Il 4-4-2 è l’abito fedele per questo Valencia, manifesto di organizzazione e verticalità nonché d’interpreti ritrovati a partire da capitan Parejo, mai così vicino all’addio eppure tornato centrale per tempi e leadership. La coppia d’attacco titolare risponde a Zaza e Rodrigo, 11 gol in due nella scorsa stagione, bottino già superato in poche settimane e alimentato dall’estro di Santi Mina: tutti attaccanti mobili per aderire al meglio alla profondità richiesta dall’allenatore. Bene anche la difesa, tradizionalmente un punto di forza nel calcio di Marcelino: porta inviolata in 4 partite, linee strette e reparto compatto sebbene ancora poco armonico. Transizioni ed equilibrio, pressing alto e ripartenze: alla base c’è un calcio pragmatico ma efficace, filosofia imposta sulle individualità presenti in rosa. Vi dice nulla l’origine povera della paella valenciana? Il principio è basato su un piatto dove è facile amalgamare tutto, esattamente ciò che fatto Marcelino. In questo modo spiccano le geometrie di Parejo e i muscoli di Kondogbia (2 reti personali), spina dorsale puntellata dall’attaccante Rodrigo a segno 6 volte nelle ultime 7 partite. Un ex Benfica come Guedes, pagato 30 milioni di euro dal PSG eppure rivedibile a Parigi: il Mestalla diventa subito terreno fertile per questo 20enne tutto strappi e dribbling, 3 gol e 5 assist a renderlo il giocatore portoghese più brillante nella top 5 europea. Veste la maglia numero 7 e no, non è Cristiano Ronaldo.

¡Zaza amenaza!

Non ci siamo dimenticati del bomber lucano, 8 gol in 9 partite alle spalle del Pichichi della Liga, Leo Messi a quota 11 reti. Uno stato di forma eccellente per l’ex Juventus, 7 volte a segno con gli ultimi 8 tiri in porta, bilancio realizzativo che tiene il passo con l’intero parco attaccanti del Real Madrid. Era dal 1977 che uno straniero del Valencia non andava in gol per 5 gare consecutive: l’ultimo fu Mario Kempes, parallelo che già stuzzica dalle parti del Mestalla a distanza di 40 anni. Un rapporto non senza screzi quello con Marcelino, bravo a gestirlo sia negli eccessi (vedi il derby contro il Levante) sia a responsabilizzarlo evitando di cercare alternative sul mercato. Zaza è inarrestabile dallo scorso 19 settembre con la tripletta rifilata in 8 minuti al Malaga, tris che in società non registravano dal 2009 con David Villa. Si è quindi meritato il premio di miglior giocatore del mese della Liga, tuttavia anche ad ottobre ha sempre lasciato il segno.
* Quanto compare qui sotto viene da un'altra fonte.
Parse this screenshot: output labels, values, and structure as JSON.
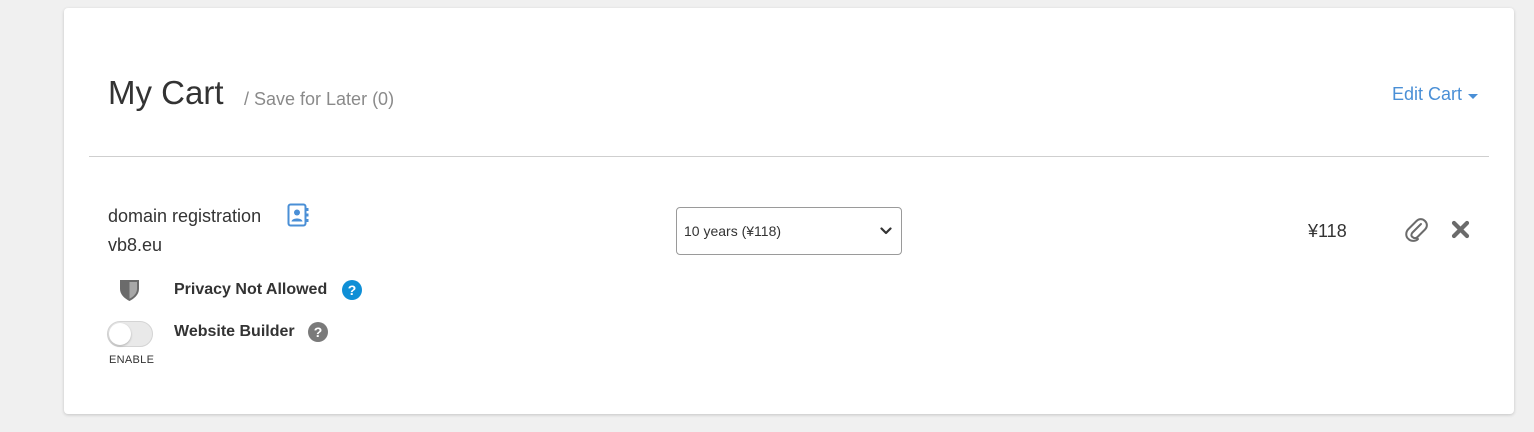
{
  "header": {
    "title": "My Cart",
    "save_for_later": "/ Save for Later (0)",
    "edit_cart_label": "Edit Cart"
  },
  "cart_item": {
    "product": "domain registration",
    "domain": "vb8.eu",
    "term_selected": "10 years (¥118)",
    "price": "¥118",
    "features": {
      "privacy_label": "Privacy Not Allowed",
      "builder_label": "Website Builder",
      "builder_toggle_caption": "ENABLE",
      "builder_enabled": false
    }
  },
  "icons": {
    "contact": "contact-card-icon",
    "privacy": "shield-icon",
    "help": "question-circle-icon",
    "attach": "paperclip-icon",
    "remove": "close-x-icon",
    "dropdown": "chevron-down-icon",
    "edit_caret": "caret-down-icon"
  },
  "colors": {
    "link": "#4a8fd6",
    "help_active": "#0f8fd6",
    "help_muted": "#7a7a7a",
    "icon_gray": "#6b6b6b"
  }
}
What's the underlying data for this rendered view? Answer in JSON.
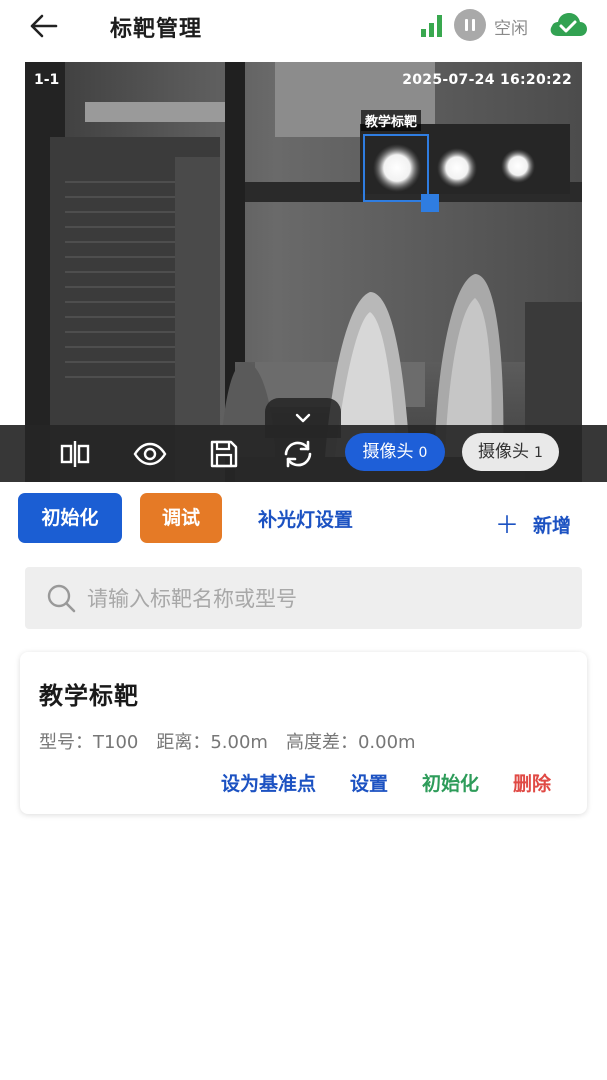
{
  "header": {
    "title": "标靶管理",
    "status": "空闲",
    "signal_icon": "signal-bars-icon",
    "status_icon": "pause-circle-icon",
    "cloud_icon": "cloud-check-icon"
  },
  "camera_view": {
    "camera_id": "1-1",
    "timestamp": "2025-07-24 16:20:22",
    "target_label": "教学标靶",
    "toolbar": {
      "icons": [
        "split-view-icon",
        "eye-icon",
        "save-icon",
        "refresh-icon"
      ],
      "camera_tabs": [
        {
          "label": "摄像头",
          "num": "0",
          "active": true
        },
        {
          "label": "摄像头",
          "num": "1",
          "active": false
        }
      ]
    }
  },
  "actions": {
    "init_label": "初始化",
    "debug_label": "调试",
    "fill_light_label": "补光灯设置",
    "add_label": "新增"
  },
  "search": {
    "placeholder": "请输入标靶名称或型号"
  },
  "targets": [
    {
      "name": "教学标靶",
      "model": "型号：T100",
      "distance": "距离：5.00m",
      "height_diff": "高度差：0.00m",
      "actions": {
        "set_base": "设为基准点",
        "settings": "设置",
        "init": "初始化",
        "delete": "删除"
      }
    }
  ],
  "colors": {
    "primary": "#1b5ed3",
    "orange": "#e57a26",
    "green": "#2e9c5a",
    "danger": "#e04a45",
    "signal": "#39a84f",
    "highlight_box": "#2f7de1"
  }
}
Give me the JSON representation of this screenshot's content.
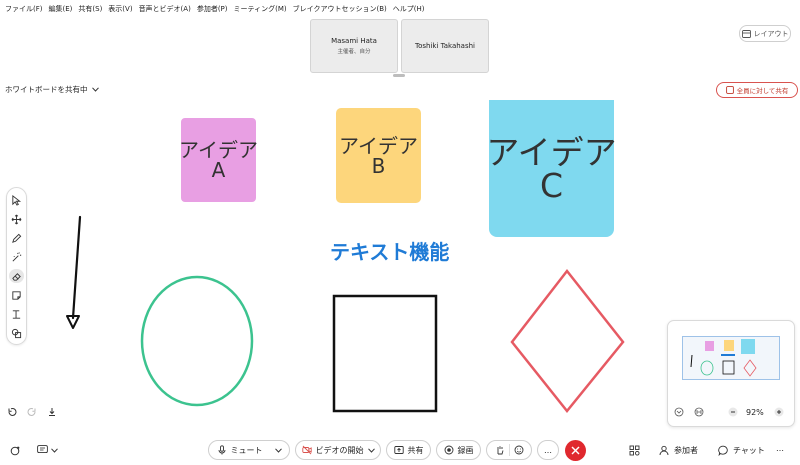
{
  "menu": [
    "ファイル(F)",
    "編集(E)",
    "共有(S)",
    "表示(V)",
    "音声とビデオ(A)",
    "参加者(P)",
    "ミーティング(M)",
    "ブレイクアウトセッション(B)",
    "ヘルプ(H)"
  ],
  "participants": [
    {
      "name": "Masami Hata",
      "role": "主催者、自分"
    },
    {
      "name": "Toshiki Takahashi",
      "role": ""
    }
  ],
  "layout_label": "レイアウト",
  "share_label": "ホワイトボードを共有中",
  "share_all_label": "全員に対して共有",
  "notes": [
    {
      "text": "アイデア\nA",
      "color": "#e89fe3"
    },
    {
      "text": "アイデア\nB",
      "color": "#fdd67c"
    },
    {
      "text": "アイデア\nC",
      "color": "#7fd9ef"
    }
  ],
  "heading": "テキスト機能",
  "shapes": {
    "ellipse_color": "#3cc38f",
    "square_color": "#111111",
    "diamond_color": "#e65a63"
  },
  "toolbar_tools": [
    "select-icon",
    "move-icon",
    "pen-icon",
    "magic-pen-icon",
    "eraser-icon",
    "sticky-note-icon",
    "text-icon",
    "shapes-icon"
  ],
  "minimap": {
    "zoom": "92%"
  },
  "bottom": {
    "mute": "ミュート",
    "video": "ビデオの開始",
    "share": "共有",
    "record": "録画",
    "more": "…",
    "participants": "参加者",
    "chat": "チャット",
    "overflow": "…"
  },
  "colors": {
    "accent": "#1f7bd6",
    "danger": "#e0282e"
  }
}
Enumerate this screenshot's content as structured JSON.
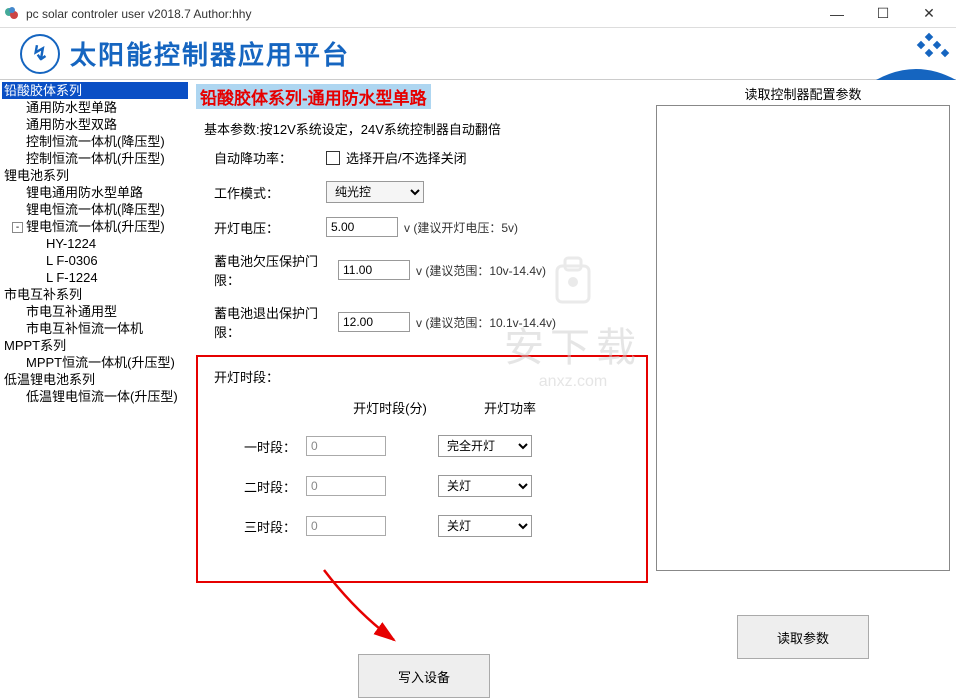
{
  "window": {
    "title": "pc solar controler user v2018.7 Author:hhy"
  },
  "banner": {
    "title": "太阳能控制器应用平台"
  },
  "tree": {
    "roots": [
      {
        "label": "铅酸胶体系列",
        "selected": true,
        "children": [
          {
            "label": "通用防水型单路"
          },
          {
            "label": "通用防水型双路"
          },
          {
            "label": "控制恒流一体机(降压型)"
          },
          {
            "label": "控制恒流一体机(升压型)"
          }
        ]
      },
      {
        "label": "锂电池系列",
        "children": [
          {
            "label": "锂电通用防水型单路"
          },
          {
            "label": "锂电恒流一体机(降压型)"
          },
          {
            "label": "锂电恒流一体机(升压型)",
            "expander": "-",
            "children": [
              {
                "label": "HY-1224"
              },
              {
                "label": "L F-0306"
              },
              {
                "label": "L F-1224"
              }
            ]
          }
        ]
      },
      {
        "label": "市电互补系列",
        "children": [
          {
            "label": "市电互补通用型"
          },
          {
            "label": "市电互补恒流一体机"
          }
        ]
      },
      {
        "label": "MPPT系列",
        "children": [
          {
            "label": "MPPT恒流一体机(升压型)"
          }
        ]
      },
      {
        "label": "低温锂电池系列",
        "children": [
          {
            "label": "低温锂电恒流一体(升压型)"
          }
        ]
      }
    ]
  },
  "form": {
    "breadcrumb": "铅酸胶体系列-通用防水型单路",
    "note": "基本参数:按12V系统设定，24V系统控制器自动翻倍",
    "auto_power_label": "自动降功率：",
    "auto_power_checkbox": "选择开启/不选择关闭",
    "work_mode_label": "工作模式：",
    "work_mode_value": "纯光控",
    "on_voltage_label": "开灯电压：",
    "on_voltage_value": "5.00",
    "on_voltage_hint": "v (建议开灯电压：5v)",
    "undervolt_label": "蓄电池欠压保护门限：",
    "undervolt_value": "11.00",
    "undervolt_hint": "v (建议范围：10v-14.4v)",
    "exit_label": "蓄电池退出保护门限：",
    "exit_value": "12.00",
    "exit_hint": "v (建议范围：10.1v-14.4v)",
    "section_title": "开灯时段：",
    "col_time": "开灯时段(分)",
    "col_power": "开灯功率",
    "periods": [
      {
        "label": "一时段：",
        "minutes": "0",
        "power": "完全开灯"
      },
      {
        "label": "二时段：",
        "minutes": "0",
        "power": "关灯"
      },
      {
        "label": "三时段：",
        "minutes": "0",
        "power": "关灯"
      }
    ],
    "write_btn": "写入设备"
  },
  "right": {
    "title": "读取控制器配置参数",
    "read_btn": "读取参数"
  },
  "watermark": {
    "line1": "安下载",
    "line2": "anxz.com"
  }
}
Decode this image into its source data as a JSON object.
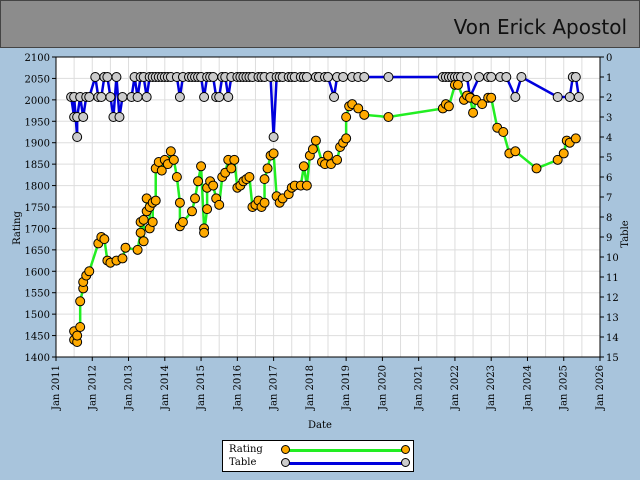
{
  "header": {
    "player_name": "Von Erick Apostol"
  },
  "chart_data": {
    "type": "line",
    "xlabel": "Date",
    "ylabel": "Rating",
    "y2label": "Table",
    "x_range": [
      "2011-01",
      "2026-01"
    ],
    "x_ticks": [
      "Jan 2011",
      "Jan 2012",
      "Jan 2013",
      "Jan 2014",
      "Jan 2015",
      "Jan 2016",
      "Jan 2017",
      "Jan 2018",
      "Jan 2019",
      "Jan 2020",
      "Jan 2021",
      "Jan 2022",
      "Jan 2023",
      "Jan 2024",
      "Jan 2025",
      "Jan 2026"
    ],
    "ylim": [
      1400,
      2100
    ],
    "y_ticks": [
      1400,
      1450,
      1500,
      1550,
      1600,
      1650,
      1700,
      1750,
      1800,
      1850,
      1900,
      1950,
      2000,
      2050,
      2100
    ],
    "y2lim": [
      15,
      0
    ],
    "y2_ticks": [
      0,
      1,
      2,
      3,
      4,
      5,
      6,
      7,
      8,
      9,
      10,
      11,
      12,
      13,
      14,
      15
    ],
    "grid": true,
    "legend_position": "bottom",
    "colors": {
      "rating_line": "#22ee22",
      "rating_marker": "#ffaa00",
      "table_line": "#0000dd",
      "table_marker": "#cccccc",
      "plot_bg": "#ffffff",
      "grid": "#dddddd"
    },
    "series": [
      {
        "name": "Rating",
        "axis": "left",
        "points": [
          [
            "2011-07",
            1460
          ],
          [
            "2011-07",
            1440
          ],
          [
            "2011-08",
            1435
          ],
          [
            "2011-08",
            1450
          ],
          [
            "2011-09",
            1470
          ],
          [
            "2011-09",
            1530
          ],
          [
            "2011-10",
            1560
          ],
          [
            "2011-10",
            1575
          ],
          [
            "2011-11",
            1590
          ],
          [
            "2011-12",
            1600
          ],
          [
            "2012-03",
            1665
          ],
          [
            "2012-04",
            1680
          ],
          [
            "2012-05",
            1675
          ],
          [
            "2012-06",
            1625
          ],
          [
            "2012-07",
            1620
          ],
          [
            "2012-09",
            1625
          ],
          [
            "2012-11",
            1630
          ],
          [
            "2012-12",
            1655
          ],
          [
            "2013-04",
            1650
          ],
          [
            "2013-05",
            1690
          ],
          [
            "2013-05",
            1715
          ],
          [
            "2013-06",
            1670
          ],
          [
            "2013-06",
            1720
          ],
          [
            "2013-07",
            1740
          ],
          [
            "2013-07",
            1770
          ],
          [
            "2013-08",
            1750
          ],
          [
            "2013-08",
            1700
          ],
          [
            "2013-09",
            1715
          ],
          [
            "2013-09",
            1760
          ],
          [
            "2013-10",
            1765
          ],
          [
            "2013-10",
            1840
          ],
          [
            "2013-11",
            1855
          ],
          [
            "2013-12",
            1835
          ],
          [
            "2014-01",
            1860
          ],
          [
            "2014-02",
            1850
          ],
          [
            "2014-03",
            1880
          ],
          [
            "2014-04",
            1860
          ],
          [
            "2014-05",
            1820
          ],
          [
            "2014-06",
            1760
          ],
          [
            "2014-06",
            1705
          ],
          [
            "2014-07",
            1715
          ],
          [
            "2014-10",
            1740
          ],
          [
            "2014-11",
            1770
          ],
          [
            "2014-12",
            1810
          ],
          [
            "2015-01",
            1845
          ],
          [
            "2015-02",
            1700
          ],
          [
            "2015-02",
            1690
          ],
          [
            "2015-03",
            1745
          ],
          [
            "2015-03",
            1795
          ],
          [
            "2015-04",
            1810
          ],
          [
            "2015-05",
            1800
          ],
          [
            "2015-06",
            1770
          ],
          [
            "2015-07",
            1755
          ],
          [
            "2015-08",
            1820
          ],
          [
            "2015-09",
            1830
          ],
          [
            "2015-10",
            1860
          ],
          [
            "2015-11",
            1840
          ],
          [
            "2015-12",
            1860
          ],
          [
            "2016-01",
            1795
          ],
          [
            "2016-02",
            1800
          ],
          [
            "2016-03",
            1810
          ],
          [
            "2016-04",
            1815
          ],
          [
            "2016-05",
            1820
          ],
          [
            "2016-06",
            1750
          ],
          [
            "2016-07",
            1755
          ],
          [
            "2016-08",
            1765
          ],
          [
            "2016-09",
            1750
          ],
          [
            "2016-10",
            1760
          ],
          [
            "2016-10",
            1815
          ],
          [
            "2016-11",
            1840
          ],
          [
            "2016-12",
            1870
          ],
          [
            "2017-01",
            1875
          ],
          [
            "2017-02",
            1775
          ],
          [
            "2017-03",
            1760
          ],
          [
            "2017-04",
            1770
          ],
          [
            "2017-06",
            1780
          ],
          [
            "2017-07",
            1795
          ],
          [
            "2017-08",
            1800
          ],
          [
            "2017-10",
            1800
          ],
          [
            "2017-11",
            1845
          ],
          [
            "2017-12",
            1800
          ],
          [
            "2018-01",
            1870
          ],
          [
            "2018-02",
            1885
          ],
          [
            "2018-03",
            1905
          ],
          [
            "2018-05",
            1855
          ],
          [
            "2018-06",
            1850
          ],
          [
            "2018-07",
            1870
          ],
          [
            "2018-08",
            1850
          ],
          [
            "2018-10",
            1860
          ],
          [
            "2018-11",
            1890
          ],
          [
            "2018-12",
            1900
          ],
          [
            "2019-01",
            1910
          ],
          [
            "2019-01",
            1960
          ],
          [
            "2019-02",
            1985
          ],
          [
            "2019-03",
            1990
          ],
          [
            "2019-05",
            1980
          ],
          [
            "2019-07",
            1965
          ],
          [
            "2020-03",
            1960
          ],
          [
            "2021-09",
            1980
          ],
          [
            "2021-10",
            1990
          ],
          [
            "2021-11",
            1985
          ],
          [
            "2022-01",
            2035
          ],
          [
            "2022-02",
            2035
          ],
          [
            "2022-04",
            2000
          ],
          [
            "2022-05",
            2010
          ],
          [
            "2022-06",
            2005
          ],
          [
            "2022-07",
            1970
          ],
          [
            "2022-08",
            2000
          ],
          [
            "2022-10",
            1990
          ],
          [
            "2022-12",
            2005
          ],
          [
            "2023-01",
            2005
          ],
          [
            "2023-03",
            1935
          ],
          [
            "2023-05",
            1925
          ],
          [
            "2023-07",
            1875
          ],
          [
            "2023-09",
            1880
          ],
          [
            "2024-04",
            1840
          ],
          [
            "2024-11",
            1860
          ],
          [
            "2025-01",
            1875
          ],
          [
            "2025-02",
            1905
          ],
          [
            "2025-03",
            1900
          ],
          [
            "2025-05",
            1910
          ]
        ]
      },
      {
        "name": "Table",
        "axis": "right",
        "points": [
          [
            "2011-06",
            2
          ],
          [
            "2011-07",
            3
          ],
          [
            "2011-07",
            2
          ],
          [
            "2011-08",
            4
          ],
          [
            "2011-08",
            3
          ],
          [
            "2011-09",
            2
          ],
          [
            "2011-10",
            3
          ],
          [
            "2011-11",
            2
          ],
          [
            "2011-12",
            2
          ],
          [
            "2012-02",
            1
          ],
          [
            "2012-03",
            2
          ],
          [
            "2012-04",
            2
          ],
          [
            "2012-05",
            1
          ],
          [
            "2012-06",
            1
          ],
          [
            "2012-07",
            2
          ],
          [
            "2012-08",
            3
          ],
          [
            "2012-09",
            1
          ],
          [
            "2012-10",
            3
          ],
          [
            "2012-11",
            2
          ],
          [
            "2013-02",
            2
          ],
          [
            "2013-03",
            1
          ],
          [
            "2013-04",
            2
          ],
          [
            "2013-05",
            1
          ],
          [
            "2013-06",
            1
          ],
          [
            "2013-07",
            2
          ],
          [
            "2013-08",
            1
          ],
          [
            "2013-09",
            1
          ],
          [
            "2013-10",
            1
          ],
          [
            "2013-11",
            1
          ],
          [
            "2013-12",
            1
          ],
          [
            "2014-01",
            1
          ],
          [
            "2014-02",
            1
          ],
          [
            "2014-03",
            1
          ],
          [
            "2014-05",
            1
          ],
          [
            "2014-06",
            2
          ],
          [
            "2014-07",
            1
          ],
          [
            "2014-09",
            1
          ],
          [
            "2014-10",
            1
          ],
          [
            "2014-11",
            1
          ],
          [
            "2014-12",
            1
          ],
          [
            "2015-01",
            1
          ],
          [
            "2015-02",
            2
          ],
          [
            "2015-03",
            1
          ],
          [
            "2015-04",
            1
          ],
          [
            "2015-05",
            1
          ],
          [
            "2015-06",
            2
          ],
          [
            "2015-07",
            2
          ],
          [
            "2015-08",
            1
          ],
          [
            "2015-09",
            1
          ],
          [
            "2015-10",
            2
          ],
          [
            "2015-11",
            1
          ],
          [
            "2016-01",
            1
          ],
          [
            "2016-02",
            1
          ],
          [
            "2016-03",
            1
          ],
          [
            "2016-04",
            1
          ],
          [
            "2016-05",
            1
          ],
          [
            "2016-06",
            1
          ],
          [
            "2016-08",
            1
          ],
          [
            "2016-09",
            1
          ],
          [
            "2016-10",
            1
          ],
          [
            "2016-12",
            1
          ],
          [
            "2017-01",
            4
          ],
          [
            "2017-02",
            1
          ],
          [
            "2017-03",
            1
          ],
          [
            "2017-04",
            1
          ],
          [
            "2017-06",
            1
          ],
          [
            "2017-07",
            1
          ],
          [
            "2017-08",
            1
          ],
          [
            "2017-10",
            1
          ],
          [
            "2017-11",
            1
          ],
          [
            "2017-12",
            1
          ],
          [
            "2018-03",
            1
          ],
          [
            "2018-04",
            1
          ],
          [
            "2018-06",
            1
          ],
          [
            "2018-07",
            1
          ],
          [
            "2018-09",
            2
          ],
          [
            "2018-10",
            1
          ],
          [
            "2018-12",
            1
          ],
          [
            "2019-03",
            1
          ],
          [
            "2019-05",
            1
          ],
          [
            "2019-07",
            1
          ],
          [
            "2020-03",
            1
          ],
          [
            "2021-09",
            1
          ],
          [
            "2021-10",
            1
          ],
          [
            "2021-11",
            1
          ],
          [
            "2021-12",
            1
          ],
          [
            "2022-01",
            1
          ],
          [
            "2022-02",
            1
          ],
          [
            "2022-03",
            1
          ],
          [
            "2022-05",
            1
          ],
          [
            "2022-06",
            2
          ],
          [
            "2022-09",
            1
          ],
          [
            "2022-12",
            1
          ],
          [
            "2023-01",
            1
          ],
          [
            "2023-04",
            1
          ],
          [
            "2023-06",
            1
          ],
          [
            "2023-09",
            2
          ],
          [
            "2023-11",
            1
          ],
          [
            "2024-11",
            2
          ],
          [
            "2025-03",
            2
          ],
          [
            "2025-04",
            1
          ],
          [
            "2025-05",
            1
          ],
          [
            "2025-06",
            2
          ]
        ]
      }
    ]
  }
}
Pasta obbligatoriamente integrale e una patente automobilistica ancora da maturare, Zaza viaggia alla media di un gol ogni 87' in forma mondiale: l’evidenza spinge a candidarlo per lo spareggio di novembre contro la Svezia, esame cruciale per l’Italia di Ventura. Difficile dimenticare la sera del 2 luglio 2016, sconfitta ai rigori contro la Germania sancita pure da quel suo penalty con tanto di rincorsa divenuta virale. Dalla notte di Bordeaux il centravanti di Policoro ha impiegato tre maglie e 294 giorni per tornare a segno: scarso ambientamento in Inghilterra al West Ham, segnali di ripresa da gennaio in Spagna fino alla riscossa in questa Liga dopo l’addio alla Juventus. Ventura lo apprezza come Balotelli, altro attaccante che all’estero cerca lo smalto perduto, chissà che non possa dargli fiducia ad un passo dai Mondiali. Stima che Zaza ha finalmente ritrovato, rinascita comune al Valencia abbandonata la tempesta. Più di tre anni fa l’allora ct Antonio Conte, esordiente alla guida della Nazionale, puntò tutto su lui e Immobile: "coppia ignorante" per loro stesso ammissione, indubbiamente i due attaccanti italiani più prolifici in questa stagione.